Перенаселенность планеты, места, где никто никого не знает, и доверие бумажному миру бывают очень полезны одинокой женщине: надевай любую маску, грамотно носи, и не ошибешься. Представляйся кем хочешь, распечатав наскоро состряпанные рекомендации в ближайшем копи-центре. Проверить, кто ты, практически невозможно, лишь верить умению придавать форму разным пустякам. Главное – понимать, чего хочет заказчик, чтоб подобрать соответствующий костюм.

Костюм арт-директора я носить умею. Основные цвета: авантюризм и художественный вкус. Немного аксессуаров: высокие каблуки, чтобы лучше видеть тебя; толковую помощницу, чтобы лучше слышать тебя; и темные очки маркетинговых стратегий, чтобы быстрее съесть тебя, дитя мое!
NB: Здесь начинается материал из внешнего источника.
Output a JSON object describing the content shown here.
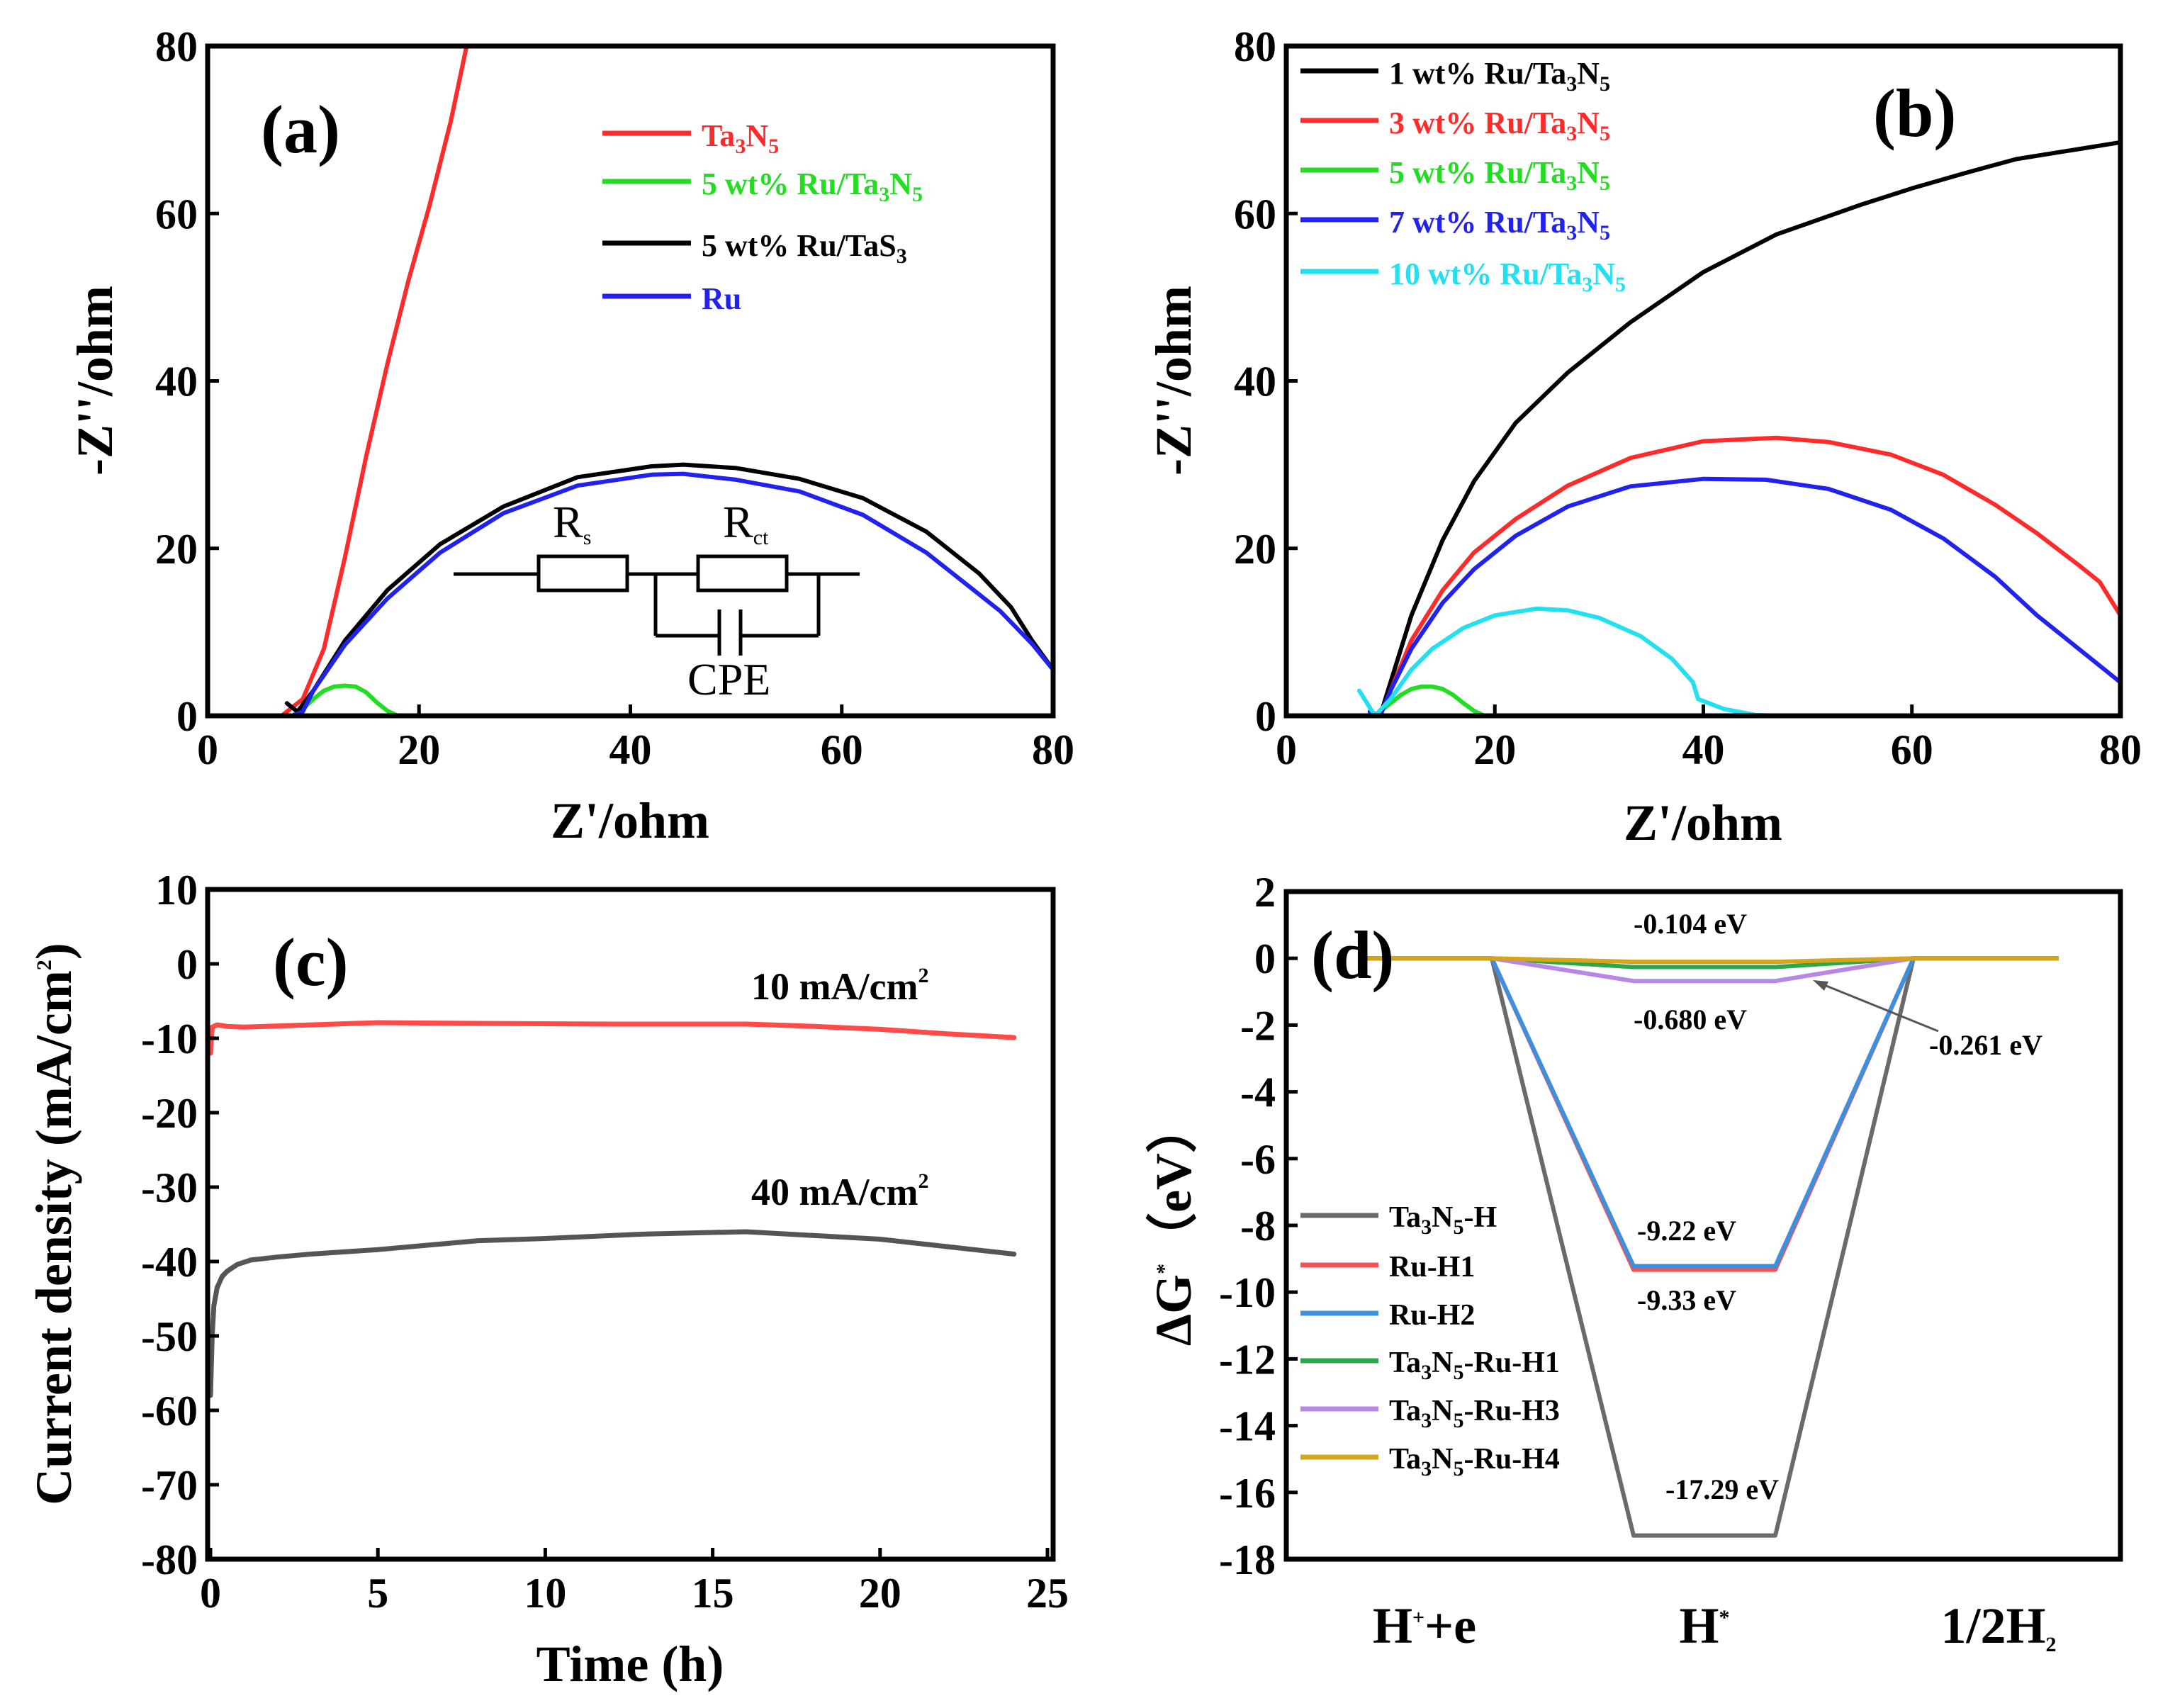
{
  "colors": {
    "red": "#ff2a2a",
    "green": "#22dd22",
    "black": "#000000",
    "blue": "#2222ee",
    "cyan": "#22e0f0",
    "gray": "#555555",
    "red_c": "#ff4a4a",
    "d_gray": "#6a6a6a",
    "d_red": "#f05555",
    "d_blue": "#3f8fdf",
    "d_green": "#2aa84a",
    "d_purple": "#b887e6",
    "d_gold": "#d4a41a"
  },
  "chart_data": [
    {
      "id": "a",
      "label": "(a)",
      "type": "line",
      "xlabel": "Z'/ohm",
      "ylabel": "-Z''/ohm",
      "xlim": [
        0,
        80
      ],
      "ylim": [
        0,
        80
      ],
      "xticks": [
        "0",
        "20",
        "40",
        "60",
        "80"
      ],
      "yticks": [
        "0",
        "20",
        "40",
        "60",
        "80"
      ],
      "legend": [
        {
          "name": "Ta3N5",
          "base": "Ta",
          "sub1": "3",
          "mid": "N",
          "sub2": "5",
          "rest": ""
        },
        {
          "name": "5 wt% Ru/Ta3N5",
          "base": "5 wt% Ru/Ta",
          "sub1": "3",
          "mid": "N",
          "sub2": "5",
          "rest": ""
        },
        {
          "name": "5 wt% Ru/TaS3",
          "base": "5 wt% Ru/TaS",
          "sub1": "3",
          "mid": "",
          "sub2": "",
          "rest": ""
        },
        {
          "name": "Ru",
          "base": "Ru",
          "sub1": "",
          "mid": "",
          "sub2": "",
          "rest": ""
        }
      ],
      "circuit": {
        "rs": "R",
        "rs_sub": "s",
        "rct": "R",
        "rct_sub": "ct",
        "cpe": "CPE"
      },
      "series": [
        {
          "name": "Ta3N5",
          "color": "red",
          "x": [
            7,
            9,
            11,
            13,
            15,
            17,
            19,
            21,
            23,
            24.5
          ],
          "y": [
            0,
            2,
            8,
            19,
            31,
            42,
            52,
            61,
            71,
            80
          ]
        },
        {
          "name": "5 wt% Ru/Ta3N5",
          "color": "green",
          "x": [
            8,
            9,
            10,
            11,
            12,
            13,
            14,
            15,
            16,
            17,
            18
          ],
          "y": [
            0,
            0.8,
            2,
            3,
            3.5,
            3.6,
            3.5,
            2.8,
            1.6,
            0.6,
            0
          ]
        },
        {
          "name": "5 wt% Ru/TaS3",
          "color": "black",
          "x": [
            7.5,
            8.5,
            10,
            13,
            17,
            22,
            28,
            35,
            42,
            45,
            50,
            56,
            62,
            68,
            73,
            76,
            78,
            80
          ],
          "y": [
            1.5,
            0.5,
            3,
            9,
            15,
            20.5,
            25,
            28.5,
            29.8,
            30,
            29.6,
            28.3,
            26,
            22,
            17,
            13,
            9,
            5.5
          ]
        },
        {
          "name": "Ru",
          "color": "blue",
          "x": [
            8,
            9,
            10,
            13,
            17,
            22,
            28,
            35,
            42,
            45,
            50,
            56,
            62,
            68,
            72,
            75,
            78,
            80
          ],
          "y": [
            0,
            0.5,
            3,
            8.5,
            14,
            19.5,
            24.2,
            27.5,
            28.8,
            28.9,
            28.2,
            26.8,
            24,
            19.5,
            15.5,
            12.5,
            8.6,
            5.5
          ]
        }
      ]
    },
    {
      "id": "b",
      "label": "(b)",
      "type": "line",
      "xlabel": "Z'/ohm",
      "ylabel": "-Z''/ohm",
      "xlim": [
        0,
        80
      ],
      "ylim": [
        0,
        80
      ],
      "xticks": [
        "0",
        "20",
        "40",
        "60",
        "80"
      ],
      "yticks": [
        "0",
        "20",
        "40",
        "60",
        "80"
      ],
      "legend": [
        {
          "name": "1 wt% Ru/Ta3N5",
          "base": "1 wt% Ru/Ta",
          "sub1": "3",
          "mid": "N",
          "sub2": "5",
          "rest": ""
        },
        {
          "name": "3 wt% Ru/Ta3N5",
          "base": "3 wt% Ru/Ta",
          "sub1": "3",
          "mid": "N",
          "sub2": "5",
          "rest": ""
        },
        {
          "name": "5 wt% Ru/Ta3N5",
          "base": "5 wt% Ru/Ta",
          "sub1": "3",
          "mid": "N",
          "sub2": "5",
          "rest": ""
        },
        {
          "name": "7 wt% Ru/Ta3N5",
          "base": "7 wt% Ru/Ta",
          "sub1": "3",
          "mid": "N",
          "sub2": "5",
          "rest": ""
        },
        {
          "name": "10 wt% Ru/Ta3N5",
          "base": "10 wt% Ru/Ta",
          "sub1": "3",
          "mid": "N",
          "sub2": "5",
          "rest": ""
        }
      ],
      "series": [
        {
          "name": "1 wt% Ru/Ta3N5",
          "color": "black",
          "x": [
            9,
            10,
            12,
            15,
            18,
            22,
            27,
            33,
            40,
            47,
            55,
            60,
            65,
            70,
            75,
            80
          ],
          "y": [
            0,
            4,
            12,
            21,
            28,
            35,
            41,
            47,
            53,
            57.5,
            61,
            63,
            64.8,
            66.5,
            67.5,
            68.5
          ]
        },
        {
          "name": "3 wt% Ru/Ta3N5",
          "color": "red",
          "x": [
            9,
            10,
            12,
            15,
            18,
            22,
            27,
            33,
            40,
            47,
            52,
            58,
            63,
            68,
            72,
            76,
            78,
            80
          ],
          "y": [
            0,
            3,
            9,
            15,
            19.5,
            23.5,
            27.5,
            30.8,
            32.8,
            33.2,
            32.7,
            31.2,
            28.8,
            25.2,
            21.8,
            18,
            16,
            12
          ]
        },
        {
          "name": "5 wt% Ru/Ta3N5",
          "color": "green",
          "x": [
            8.5,
            10,
            11,
            12,
            13,
            14,
            15,
            16,
            17,
            18,
            19
          ],
          "y": [
            0,
            1.5,
            2.5,
            3.2,
            3.5,
            3.5,
            3.2,
            2.5,
            1.5,
            0.6,
            0
          ]
        },
        {
          "name": "7 wt% Ru/Ta3N5",
          "color": "blue",
          "x": [
            8,
            9,
            10,
            12,
            15,
            18,
            22,
            27,
            33,
            40,
            46,
            52,
            58,
            63,
            68,
            72,
            76,
            80
          ],
          "y": [
            0.5,
            0,
            3,
            8,
            13.5,
            17.5,
            21.5,
            25,
            27.4,
            28.3,
            28.2,
            27.1,
            24.6,
            21.2,
            16.6,
            12,
            8,
            4
          ]
        },
        {
          "name": "10 wt% Ru/Ta3N5",
          "color": "cyan",
          "x": [
            7,
            8,
            8.5,
            10,
            12,
            14,
            17,
            20,
            24,
            27,
            30,
            34,
            37,
            39,
            39.5,
            42,
            45,
            47
          ],
          "y": [
            3,
            1,
            0,
            2,
            5.5,
            8,
            10.5,
            12,
            12.8,
            12.6,
            11.7,
            9.5,
            6.8,
            4,
            2,
            0.8,
            0.1,
            0
          ]
        }
      ]
    },
    {
      "id": "c",
      "label": "(c)",
      "type": "line",
      "xlabel": "Time (h)",
      "ylabel": "Current density (mA/cm",
      "ylabel_sup": "2",
      "ylabel_end": ")",
      "xlim": [
        0,
        25
      ],
      "ylim": [
        -80,
        10
      ],
      "xticks": [
        "0",
        "5",
        "10",
        "15",
        "20",
        "25"
      ],
      "yticks": [
        "10",
        "0",
        "-10",
        "-20",
        "-30",
        "-40",
        "-50",
        "-60",
        "-70",
        "-80"
      ],
      "annotations": [
        {
          "text": "10 mA/cm",
          "sup": "2"
        },
        {
          "text": "40 mA/cm",
          "sup": "2"
        }
      ],
      "series": [
        {
          "name": "10 mA/cm2",
          "color": "red_c",
          "x": [
            0,
            0.05,
            0.2,
            0.5,
            1,
            3,
            5,
            8,
            12,
            16,
            17.5,
            20,
            22,
            24
          ],
          "y": [
            -12,
            -8.5,
            -8.2,
            -8.4,
            -8.5,
            -8.2,
            -7.9,
            -8,
            -8.1,
            -8.1,
            -8.3,
            -8.8,
            -9.4,
            -9.9
          ]
        },
        {
          "name": "40 mA/cm2",
          "color": "gray",
          "x": [
            0,
            0.05,
            0.1,
            0.2,
            0.35,
            0.5,
            0.8,
            1.2,
            2,
            3,
            5,
            8,
            10,
            13,
            16,
            18,
            20,
            22,
            24
          ],
          "y": [
            -58,
            -50,
            -46,
            -43.5,
            -42,
            -41.3,
            -40.4,
            -39.8,
            -39.4,
            -39,
            -38.4,
            -37.2,
            -36.9,
            -36.3,
            -36,
            -36.5,
            -37,
            -38,
            -39
          ]
        }
      ]
    },
    {
      "id": "d",
      "label": "(d)",
      "type": "line",
      "ylabel": "ΔG",
      "ylabel_sup": "*",
      "ylabel_end": "（eV）",
      "xcategories": [
        {
          "base": "H",
          "sup": "+",
          "rest": "+e"
        },
        {
          "base": "H",
          "sup": "*",
          "rest": ""
        },
        {
          "base": "1/2H",
          "sub": "2",
          "rest": ""
        }
      ],
      "ylim": [
        -18,
        2
      ],
      "yticks": [
        "2",
        "0",
        "-2",
        "-4",
        "-6",
        "-8",
        "-10",
        "-12",
        "-14",
        "-16",
        "-18"
      ],
      "annotations": [
        "-0.104 eV",
        "-0.680 eV",
        "-0.261 eV",
        "-9.22 eV",
        "-9.33 eV",
        "-17.29 eV"
      ],
      "legend": [
        {
          "name": "Ta3N5-H",
          "base": "Ta",
          "sub1": "3",
          "mid": "N",
          "sub2": "5",
          "rest": "-H"
        },
        {
          "name": "Ru-H1",
          "base": "Ru-H1",
          "sub1": "",
          "mid": "",
          "sub2": "",
          "rest": ""
        },
        {
          "name": "Ru-H2",
          "base": "Ru-H2",
          "sub1": "",
          "mid": "",
          "sub2": "",
          "rest": ""
        },
        {
          "name": "Ta3N5-Ru-H1",
          "base": "Ta",
          "sub1": "3",
          "mid": "N",
          "sub2": "5",
          "rest": "-Ru-H1"
        },
        {
          "name": "Ta3N5-Ru-H3",
          "base": "Ta",
          "sub1": "3",
          "mid": "N",
          "sub2": "5",
          "rest": "-Ru-H3"
        },
        {
          "name": "Ta3N5-Ru-H4",
          "base": "Ta",
          "sub1": "3",
          "mid": "N",
          "sub2": "5",
          "rest": "-Ru-H4"
        }
      ],
      "series": [
        {
          "name": "Ta3N5-H",
          "color": "d_gray",
          "values": [
            0,
            -17.29,
            0
          ]
        },
        {
          "name": "Ru-H1",
          "color": "d_red",
          "values": [
            0,
            -9.33,
            0
          ]
        },
        {
          "name": "Ru-H2",
          "color": "d_blue",
          "values": [
            0,
            -9.22,
            0
          ]
        },
        {
          "name": "Ta3N5-Ru-H1",
          "color": "d_green",
          "values": [
            0,
            -0.261,
            0
          ]
        },
        {
          "name": "Ta3N5-Ru-H3",
          "color": "d_purple",
          "values": [
            0,
            -0.68,
            0
          ]
        },
        {
          "name": "Ta3N5-Ru-H4",
          "color": "d_gold",
          "values": [
            0,
            -0.104,
            0
          ]
        }
      ]
    }
  ]
}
Оплата невысокая, но гарантированно, два раза в месяц. Большой склочный коллектив, должностная иерархия, на олимпе – верховное божество, Хозяин. Волнующий новый опыт. Кстати, там я теперь живу. При заведении есть дом с комнатами для персонала. Мне повезло: мое крошечное гнездышко с отдельным санузлом – в самой дальней и самой высокой башне.

Любимый Харьков.

Самой не ясно, как в него влюбилась. Да, дома… Да, улицы: Сумская, Пушкинская, Дарвина, еще сотни улиц… просто старый город. Чуть чище других, молодежи чуть больше (всё же ВУЗы); метро, кофейни с лучшим кофе, густая парковая зелень, площадь – между прочим, самая большая в Европе (хотя, думаю, это только по мерке влюбленных горожан), градусник – под ним легко назначать свидания…

Ну и что? Город и город.

Да, только нет!

Все мне здесь мерещится что-то неуловимое – не то в воздухе, не то в голове, волшебное, воздушное, от чего бродишь часами по мощеным тротуарам тихо влюбленный, улыбаешься себе в шарф и то ли фотографируешь, то ли рисуешь – прямо в сердце – Харьков.